Long after my own students filtered out, I sat mesmerized. Despite tiny budgets of £4,000, not one of the films was based in the UK – shooting locations included Cambodia, Thailand, California, and Brazil.  A couple films followed a strong observational narrative, including a senior citizen on an overseas mission, and a drug addict on a Buddist detox. But as the NFTS’s head of documentaries Dick Fontaine noted whilst compering the afternoon, those students without a strong narrative worked intensively to develop a cinematic language of their own in these films. It showed. In an age of formatted television, where action is heavily narrated, and follows a predictable storyline, as a whole these stories were beautifully told without titles, narration, presenters or archive. Although made on a shoestring, the directors had the support of the abundant resources at the NFTS, and a sizeable crew of fellow students, introduced by the directors after each screening.

Here are my favourite films from the day:

The Archipelago

This portrait of the Faroe Islands, as it struggles to hang on to its traditions in the modern world, is not for the squeamish. Following an unnamed character known in the credits as “the young man”, director Benjamin Huguet sketches the community through his daily life as a butcher, capturing him scratching the cows behind the ears, and in the next scene carving them up into steaks. Huguet was also along for the ride when the community turned out for a practice bringing them international condemnation: pilot whale hunting. By filming the blood drenched slaughtering of the whales, and the allocation of their parts to local families within minutes, Huguet’s immersive camerawork shows how close to nature the Faroese continue to live.

Esta Vida (This Life)

Director Lyttanya Shannon’s at times heartbreaking film shows child advocate Rita as she works to encourage a group of vulnerable young girls in rural Brazil to fight against a cycle which sees them all too often the victims of drugs and sexual abuse.
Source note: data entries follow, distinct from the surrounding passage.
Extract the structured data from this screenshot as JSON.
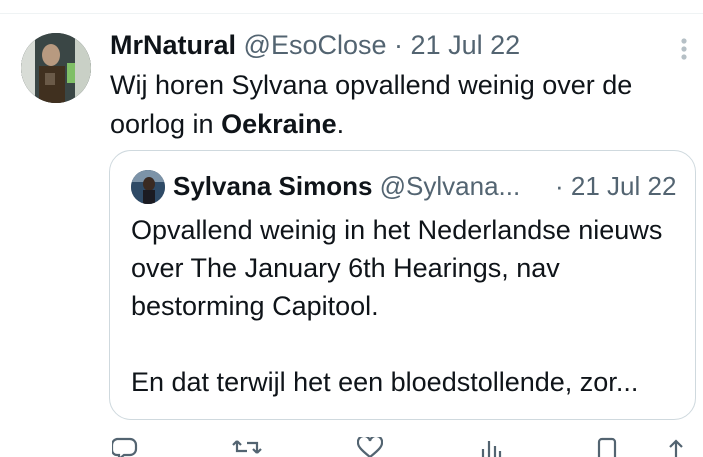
{
  "tweet": {
    "display_name": "MrNatural",
    "handle": "@EsoClose",
    "separator": "·",
    "date": "21 Jul 22",
    "text_before": "Wij horen Sylvana opvallend weinig over de oorlog in ",
    "text_bold": "Oekraine",
    "text_after": "."
  },
  "quote": {
    "display_name": "Sylvana Simons",
    "handle": "@Sylvana...",
    "date": "· 21 Jul 22",
    "paragraph_1": "Opvallend weinig in het Nederlandse nieuws over The January 6th Hearings, nav bestorming Capitool.",
    "paragraph_2": "En dat terwijl het een bloedstollende, zor..."
  },
  "icons": {
    "more": "more-vertical-icon",
    "reply": "reply-icon",
    "retweet": "retweet-icon",
    "like": "heart-icon",
    "views": "views-icon",
    "bookmark": "bookmark-icon",
    "share": "share-icon"
  },
  "colors": {
    "text": "#0f1419",
    "secondary": "#536471",
    "border": "#cfd9de"
  }
}
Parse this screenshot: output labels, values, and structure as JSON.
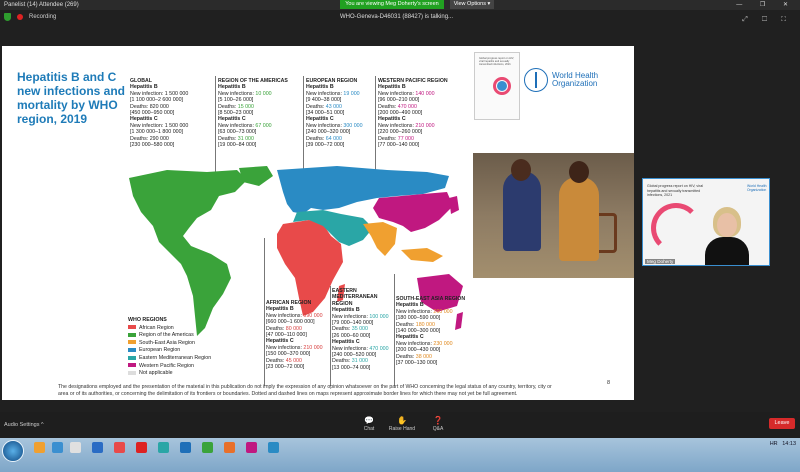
{
  "window": {
    "title": "Panelist (14) Attendee (269)",
    "banner": "You are viewing Meg Doherty's screen",
    "view_options": "View Options",
    "view_options_chevron": "▾",
    "recording": "Recording",
    "talking": "WHO-Geneva-D46031 (88427) is talking...",
    "window_buttons": "— ❐ ✕"
  },
  "slide": {
    "title": "Hepatitis B and C new infections and mortality by WHO region, 2019",
    "regions": [
      {
        "name": "GLOBAL",
        "hepb_label": "Hepatitis B",
        "hepb_new": "New infection: 1 500 000",
        "hepb_new_ci": "[1 100 000–2 600 000]",
        "hepb_deaths": "Deaths: 820 000",
        "hepb_deaths_ci": "[450 000–950 000]",
        "hepc_label": "Hepatitis C",
        "hepc_new": "New infection: 1 500 000",
        "hepc_new_ci": "[1 300 000–1 800 000]",
        "hepc_deaths": "Deaths: 290 000",
        "hepc_deaths_ci": "[230 000–580 000]"
      },
      {
        "name": "REGION OF THE AMERICAS",
        "hepb_label": "Hepatitis B",
        "hepb_new_label": "New infections:",
        "hepb_new_val": "10 000",
        "hepb_new_ci": "[5 100–26 000]",
        "hepb_deaths_label": "Deaths:",
        "hepb_deaths_val": "15 000",
        "hepb_deaths_ci": "[8 500–23 000]",
        "hepc_label": "Hepatitis C",
        "hepc_new_label": "New infections:",
        "hepc_new_val": "67 000",
        "hepc_new_ci": "[63 000–73 000]",
        "hepc_deaths_label": "Deaths:",
        "hepc_deaths_val": "31 000",
        "hepc_deaths_ci": "[19 000–84 000]"
      },
      {
        "name": "EUROPEAN REGION",
        "hepb_label": "Hepatitis B",
        "hepb_new_label": "New infections:",
        "hepb_new_val": "19 000",
        "hepb_new_ci": "[9 400–38 000]",
        "hepb_deaths_label": "Deaths:",
        "hepb_deaths_val": "43 000",
        "hepb_deaths_ci": "[34 000–51 000]",
        "hepc_label": "Hepatitis C",
        "hepc_new_label": "New infections:",
        "hepc_new_val": "300 000",
        "hepc_new_ci": "[240 000–320 000]",
        "hepc_deaths_label": "Deaths:",
        "hepc_deaths_val": "64 000",
        "hepc_deaths_ci": "[39 000–72 000]"
      },
      {
        "name": "WESTERN PACIFIC REGION",
        "hepb_label": "Hepatitis B",
        "hepb_new_label": "New infections:",
        "hepb_new_val": "140 000",
        "hepb_new_ci": "[96 000–210 000]",
        "hepb_deaths_label": "Deaths:",
        "hepb_deaths_val": "470 000",
        "hepb_deaths_ci": "[200 000–490 000]",
        "hepc_label": "Hepatitis C",
        "hepc_new_label": "New infections:",
        "hepc_new_val": "210 000",
        "hepc_new_ci": "[220 000–260 000]",
        "hepc_deaths_label": "Deaths:",
        "hepc_deaths_val": "77 000",
        "hepc_deaths_ci": "[77 000–140 000]"
      },
      {
        "name": "AFRICAN REGION",
        "hepb_label": "Hepatitis B",
        "hepb_new_label": "New infections:",
        "hepb_new_val": "990 000",
        "hepb_new_ci": "[660 000–1 600 000]",
        "hepb_deaths_label": "Deaths:",
        "hepb_deaths_val": "80 000",
        "hepb_deaths_ci": "[47 000–110 000]",
        "hepc_label": "Hepatitis C",
        "hepc_new_label": "New infections:",
        "hepc_new_val": "210 000",
        "hepc_new_ci": "[150 000–370 000]",
        "hepc_deaths_label": "Deaths:",
        "hepc_deaths_val": "45 000",
        "hepc_deaths_ci": "[23 000–72 000]"
      },
      {
        "name": "EASTERN MEDITERRANEAN REGION",
        "hepb_label": "Hepatitis B",
        "hepb_new_label": "New infections:",
        "hepb_new_val": "100 000",
        "hepb_new_ci": "[79 000–140 000]",
        "hepb_deaths_label": "Deaths:",
        "hepb_deaths_val": "35 000",
        "hepb_deaths_ci": "[26 000–60 000]",
        "hepc_label": "Hepatitis C",
        "hepc_new_label": "New infections:",
        "hepc_new_val": "470 000",
        "hepc_new_ci": "[240 000–520 000]",
        "hepc_deaths_label": "Deaths:",
        "hepc_deaths_val": "31 000",
        "hepc_deaths_ci": "[13 000–74 000]"
      },
      {
        "name": "SOUTH-EAST ASIA REGION",
        "hepb_label": "Hepatitis B",
        "hepb_new_label": "New infections:",
        "hepb_new_val": "260 000",
        "hepb_new_ci": "[180 000–590 000]",
        "hepb_deaths_label": "Deaths:",
        "hepb_deaths_val": "180 000",
        "hepb_deaths_ci": "[140 000–300 000]",
        "hepc_label": "Hepatitis C",
        "hepc_new_label": "New infections:",
        "hepc_new_val": "230 000",
        "hepc_new_ci": "[200 000–430 000]",
        "hepc_deaths_label": "Deaths:",
        "hepc_deaths_val": "38 000",
        "hepc_deaths_ci": "[37 000–130 000]"
      }
    ],
    "legend": {
      "title": "WHO REGIONS",
      "items": [
        {
          "label": "African Region",
          "color": "#e84a4a"
        },
        {
          "label": "Region of the Americas",
          "color": "#3aa33a"
        },
        {
          "label": "South-East Asia Region",
          "color": "#f0a030"
        },
        {
          "label": "European Region",
          "color": "#2a8bc4"
        },
        {
          "label": "Eastern Mediterranean Region",
          "color": "#2aa6a6"
        },
        {
          "label": "Western Pacific Region",
          "color": "#c01880"
        },
        {
          "label": "Not applicable",
          "color": "#dddddd"
        }
      ]
    },
    "disclaimer": "The designations employed and the presentation of the material in this publication do not imply the expression of any opinion whatsoever on the part of WHO concerning the legal status of any country, territory, city or area or of its authorities, or concerning the delimitation of its frontiers or boundaries. Dotted and dashed lines on maps represent approximate border lines for which there may not yet be full agreement.",
    "page_number": "8",
    "who_logo_line1": "World Health",
    "who_logo_line2": "Organization",
    "cover_text": "Global progress report on HIV, viral hepatitis and sexually transmitted infections, 2021"
  },
  "webcam": {
    "slide_text": "Global progress report on HIV, viral hepatitis and sexually transmitted infections, 2021",
    "who_line1": "World Health",
    "who_line2": "Organization",
    "name": "Meg Doherty"
  },
  "bottom": {
    "audio_settings": "Audio Settings",
    "audio_chevron": "^",
    "chat": "Chat",
    "chat_icon": "💬",
    "raise_hand": "Raise Hand",
    "raise_hand_icon": "✋",
    "qa": "Q&A",
    "qa_icon": "❓",
    "leave": "Leave"
  },
  "taskbar": {
    "lang": "HR",
    "time": "14:13",
    "icons": [
      "#f0a030",
      "#3a8fd0",
      "#e0e0e0",
      "#2a6cc4",
      "#e84a4a",
      "#d22",
      "#2aa6a6",
      "#1e6fb8",
      "#3aa33a",
      "#e8702a",
      "#c01880",
      "#2a8bc4"
    ]
  },
  "colors": {
    "americas": "#3aa33a",
    "african": "#e84a4a",
    "european": "#2a8bc4",
    "emr": "#2aa6a6",
    "wpr": "#c01880",
    "searo": "#f0a030"
  }
}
Shannon’s cinematography places her in the center of these girls’ worlds, as they perch on the edge of a frightening adulthood.

Pioneers

Grace Harper takes us onto the streets of the eccentric Pioneertown – a former Hollywood film set now inhabited by a number of characters carrying abundant personal baggage. It’s a beautifully shot ensemble piece, which paints a portrait of a town as unique in its populace as its history.